We need tremendous energy to bring about a psychological change in ourselves as human beings, because we have lived far too long in a world of make-belief, in a world of brutality, violence, despair, anxiety. To live humanly, sanely, one has to change. To bring about a change within oneself and therefore within society, one needs this radical energy, for the individual is not different from society — the society is the individual and the individual is the society. And to bring about a necessary radical, essential change in the structure of society — which is corrupt, which is immoral — there must be change in the human heart and mind. To bring about that change you need great energy and that energy is denied or perverted, or twisted, when you act according to a concept; which is what we do in our daily life. The concept is based on past history, or on some conclusion, so it is not action at all, it is an approximation to a formula. So, one asks if there is an action which is not based on an idea, on a conclusion formed by dead things which have been.

Jiddu Krishnamurti

Day 1876, open a door.

Day's pictures, Poetry

I sometimes open a door

just to see what’s inside

Nochrisis

I think it was somewhere in my early twenties that I for the first time red something of/about Jiddu Krishnamurti. I think I got to him through my interest, back then, in Annie Besant, she’s quite a character, though she has some strange religious ideas. Krishnamurti is for me someone that represents both an eastern and western approach to philosophy. I often recommend people that are interested in life’s question and/or struggling with these questions to read some Buddhist texts. When you read them superficially, they can often uplift you and help you to relativize your problems. If they like reading these Buddhist texts I will make sure that they hop over to Krishnamurti before they go to deep into Buddhism, because at the end Buddhism is not much more than a doctrinal religion like Christendom or Islam, a “do this, than that will happen” religion.

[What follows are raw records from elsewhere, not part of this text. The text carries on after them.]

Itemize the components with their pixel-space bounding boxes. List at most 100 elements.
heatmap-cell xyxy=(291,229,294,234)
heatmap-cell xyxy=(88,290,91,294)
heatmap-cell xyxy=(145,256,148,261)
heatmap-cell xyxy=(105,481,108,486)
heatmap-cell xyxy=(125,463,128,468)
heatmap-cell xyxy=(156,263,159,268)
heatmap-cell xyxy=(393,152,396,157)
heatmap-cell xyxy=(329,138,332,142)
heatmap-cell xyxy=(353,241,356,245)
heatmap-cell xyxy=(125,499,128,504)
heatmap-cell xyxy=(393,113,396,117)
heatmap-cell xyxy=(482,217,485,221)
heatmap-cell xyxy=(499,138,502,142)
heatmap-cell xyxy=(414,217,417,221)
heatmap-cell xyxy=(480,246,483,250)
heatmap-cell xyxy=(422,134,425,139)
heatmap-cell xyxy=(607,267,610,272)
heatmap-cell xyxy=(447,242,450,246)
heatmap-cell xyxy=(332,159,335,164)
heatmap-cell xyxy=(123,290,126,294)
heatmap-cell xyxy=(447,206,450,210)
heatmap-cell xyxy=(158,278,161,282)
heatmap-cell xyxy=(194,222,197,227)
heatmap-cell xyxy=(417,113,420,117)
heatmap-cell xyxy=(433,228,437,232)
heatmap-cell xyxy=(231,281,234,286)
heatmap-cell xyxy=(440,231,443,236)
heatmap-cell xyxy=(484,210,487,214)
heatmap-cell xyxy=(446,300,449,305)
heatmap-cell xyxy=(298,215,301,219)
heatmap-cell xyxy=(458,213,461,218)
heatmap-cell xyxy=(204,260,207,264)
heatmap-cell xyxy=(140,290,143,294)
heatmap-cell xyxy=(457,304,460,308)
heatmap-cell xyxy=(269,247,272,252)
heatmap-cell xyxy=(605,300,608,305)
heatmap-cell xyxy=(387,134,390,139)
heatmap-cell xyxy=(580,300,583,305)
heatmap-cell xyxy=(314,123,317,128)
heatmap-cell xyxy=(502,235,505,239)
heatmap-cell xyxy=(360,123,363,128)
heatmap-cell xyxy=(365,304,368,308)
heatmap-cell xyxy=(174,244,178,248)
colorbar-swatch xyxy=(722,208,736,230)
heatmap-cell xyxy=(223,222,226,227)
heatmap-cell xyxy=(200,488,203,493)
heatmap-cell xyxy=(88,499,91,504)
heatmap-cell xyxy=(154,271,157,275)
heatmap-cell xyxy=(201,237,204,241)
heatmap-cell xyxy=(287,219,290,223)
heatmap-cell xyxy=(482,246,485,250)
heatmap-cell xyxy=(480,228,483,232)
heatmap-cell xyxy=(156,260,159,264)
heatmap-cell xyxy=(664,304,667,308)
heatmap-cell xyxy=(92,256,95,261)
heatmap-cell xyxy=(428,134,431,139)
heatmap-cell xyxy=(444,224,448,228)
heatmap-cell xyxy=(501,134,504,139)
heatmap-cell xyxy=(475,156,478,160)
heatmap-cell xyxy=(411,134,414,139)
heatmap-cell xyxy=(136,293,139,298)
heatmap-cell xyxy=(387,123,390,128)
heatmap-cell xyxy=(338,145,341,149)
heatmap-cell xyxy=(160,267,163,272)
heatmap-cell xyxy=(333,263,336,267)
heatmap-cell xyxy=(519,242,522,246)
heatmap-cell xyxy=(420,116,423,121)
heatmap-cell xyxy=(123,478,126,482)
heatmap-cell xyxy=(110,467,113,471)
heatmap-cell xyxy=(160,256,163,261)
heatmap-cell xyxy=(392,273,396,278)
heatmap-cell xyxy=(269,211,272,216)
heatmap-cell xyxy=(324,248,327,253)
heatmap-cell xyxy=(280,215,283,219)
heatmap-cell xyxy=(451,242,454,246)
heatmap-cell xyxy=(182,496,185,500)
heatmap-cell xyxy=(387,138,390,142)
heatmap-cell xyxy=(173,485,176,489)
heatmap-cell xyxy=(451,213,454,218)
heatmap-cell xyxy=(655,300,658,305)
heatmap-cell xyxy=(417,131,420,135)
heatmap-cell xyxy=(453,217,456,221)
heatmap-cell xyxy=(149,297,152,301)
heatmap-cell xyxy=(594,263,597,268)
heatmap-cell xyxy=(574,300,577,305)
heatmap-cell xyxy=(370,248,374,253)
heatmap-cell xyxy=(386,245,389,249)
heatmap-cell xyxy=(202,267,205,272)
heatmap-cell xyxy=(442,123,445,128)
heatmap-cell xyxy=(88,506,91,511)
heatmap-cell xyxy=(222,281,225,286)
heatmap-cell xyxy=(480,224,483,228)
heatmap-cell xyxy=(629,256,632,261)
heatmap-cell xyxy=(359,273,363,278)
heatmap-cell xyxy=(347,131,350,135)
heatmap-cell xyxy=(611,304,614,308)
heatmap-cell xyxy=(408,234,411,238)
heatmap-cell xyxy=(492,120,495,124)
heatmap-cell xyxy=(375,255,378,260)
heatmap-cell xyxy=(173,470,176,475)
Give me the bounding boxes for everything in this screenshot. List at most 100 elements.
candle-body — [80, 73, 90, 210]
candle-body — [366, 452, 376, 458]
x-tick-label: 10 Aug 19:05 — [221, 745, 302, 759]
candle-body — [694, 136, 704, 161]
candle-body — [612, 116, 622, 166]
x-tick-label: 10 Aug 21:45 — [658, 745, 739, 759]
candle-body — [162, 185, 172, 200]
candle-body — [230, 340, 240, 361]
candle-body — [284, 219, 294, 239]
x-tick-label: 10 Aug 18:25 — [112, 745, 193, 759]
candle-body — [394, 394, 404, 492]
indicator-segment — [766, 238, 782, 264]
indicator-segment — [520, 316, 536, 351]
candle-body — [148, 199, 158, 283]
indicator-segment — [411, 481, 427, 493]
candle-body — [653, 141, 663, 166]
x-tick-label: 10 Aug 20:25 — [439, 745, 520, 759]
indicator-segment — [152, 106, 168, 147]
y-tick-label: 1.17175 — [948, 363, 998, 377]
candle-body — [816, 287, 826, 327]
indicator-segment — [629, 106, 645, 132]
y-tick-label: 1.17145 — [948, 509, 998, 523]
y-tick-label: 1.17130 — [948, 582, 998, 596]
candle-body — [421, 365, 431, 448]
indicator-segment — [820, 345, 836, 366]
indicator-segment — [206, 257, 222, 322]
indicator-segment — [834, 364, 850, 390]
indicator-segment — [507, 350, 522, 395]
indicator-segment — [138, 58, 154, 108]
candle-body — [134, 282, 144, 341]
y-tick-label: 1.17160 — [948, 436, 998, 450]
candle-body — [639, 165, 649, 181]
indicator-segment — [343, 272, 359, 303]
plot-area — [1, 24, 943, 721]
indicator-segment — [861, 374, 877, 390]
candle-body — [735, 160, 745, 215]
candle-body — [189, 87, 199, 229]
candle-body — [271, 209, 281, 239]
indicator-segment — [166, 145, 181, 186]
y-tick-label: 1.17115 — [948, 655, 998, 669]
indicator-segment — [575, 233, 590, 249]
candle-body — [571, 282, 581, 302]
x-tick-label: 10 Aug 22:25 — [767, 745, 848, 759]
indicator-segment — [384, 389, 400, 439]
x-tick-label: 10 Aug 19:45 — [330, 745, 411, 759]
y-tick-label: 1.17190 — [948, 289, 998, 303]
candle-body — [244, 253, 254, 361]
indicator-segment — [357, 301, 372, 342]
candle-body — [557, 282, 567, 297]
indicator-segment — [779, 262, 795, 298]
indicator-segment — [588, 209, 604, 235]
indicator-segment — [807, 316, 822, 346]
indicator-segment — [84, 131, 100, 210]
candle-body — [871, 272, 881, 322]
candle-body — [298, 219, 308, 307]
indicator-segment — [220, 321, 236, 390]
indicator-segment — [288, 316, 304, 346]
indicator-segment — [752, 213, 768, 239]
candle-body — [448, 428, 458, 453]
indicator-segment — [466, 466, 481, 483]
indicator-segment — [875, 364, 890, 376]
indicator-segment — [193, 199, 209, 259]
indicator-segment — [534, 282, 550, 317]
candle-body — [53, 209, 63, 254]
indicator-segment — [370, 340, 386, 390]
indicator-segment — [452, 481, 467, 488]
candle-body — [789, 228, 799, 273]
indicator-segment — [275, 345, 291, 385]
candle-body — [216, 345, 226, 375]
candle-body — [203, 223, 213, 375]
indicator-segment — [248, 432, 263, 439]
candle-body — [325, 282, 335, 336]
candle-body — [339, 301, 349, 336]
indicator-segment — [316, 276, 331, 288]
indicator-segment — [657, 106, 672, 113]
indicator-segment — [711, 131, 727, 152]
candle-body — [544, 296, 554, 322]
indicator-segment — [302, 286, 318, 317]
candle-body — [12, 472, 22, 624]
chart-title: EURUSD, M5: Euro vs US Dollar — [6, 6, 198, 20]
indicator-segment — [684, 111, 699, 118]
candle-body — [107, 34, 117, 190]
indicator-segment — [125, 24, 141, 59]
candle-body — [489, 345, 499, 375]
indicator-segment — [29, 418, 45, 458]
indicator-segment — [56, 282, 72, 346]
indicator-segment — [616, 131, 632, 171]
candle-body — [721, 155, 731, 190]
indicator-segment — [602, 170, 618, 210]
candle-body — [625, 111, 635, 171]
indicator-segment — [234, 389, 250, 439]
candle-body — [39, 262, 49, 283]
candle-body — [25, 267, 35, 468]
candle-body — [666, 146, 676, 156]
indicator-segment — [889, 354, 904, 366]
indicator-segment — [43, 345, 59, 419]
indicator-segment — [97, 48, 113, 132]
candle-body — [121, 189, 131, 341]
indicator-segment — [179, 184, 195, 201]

Krishnamurti is a critical thinker with a deep and personal history with eastern philosophy, religion and mysticism. I see him as a good bridge to western philosophy when your interest is mainly eastern philosophy. A lot of western, mainly young people, gravitate to eastern ideas because western ideas seem to them “dirty” and the cause of…I don’t really understand this, as if there are no “problems” in the east, but a bigger problem is that these people that are looking for a solution…are looking for a solution. They look for some kind of overarching system that would solve their problems, as if you are not responsible for that yourself. This is in short, the philosophy of Krishnamurti and a good gateway to western philosophy, a philosophy that is more rooted in critical thinking, questioning why and not telling how.

 

“You know, if we understand one question rightly, all questions are answered. But we don’t know how to ask the right question. To ask the right question demands a great deal of intelligence and sensitivity. Here is a question, a fundamental question: is life a torture? It is, as it is; and man has lived in this torture centuries upon centuries, from ancient history to the present day, in agony, in despair, in sorrow; and he doesn’t find a way out of it. Therefore he invents gods, churches, all the rituals, and all that nonsense, or he escapes in different ways. What we are trying to do, during all these discussions and talks here, is to see if we cannot radically bring about a transformation of the mind, not accept things as they are, nor revolt against them. Revolt doesn’t answer a thing. You must understand it, go into it, examine it, give your heart and your mind, with everything that you have, to find out a way of living differently. That depends on you, and not on someone else, because in this there is no teacher, no pupil; there is no leader; there is no guru; there is no Master, no savior. You yourself are the teacher and the pupil; you are the Master; you are the guru; you are the leader; you are everything. And to understand is to transform what is.

I think that will be enough, won’t it?”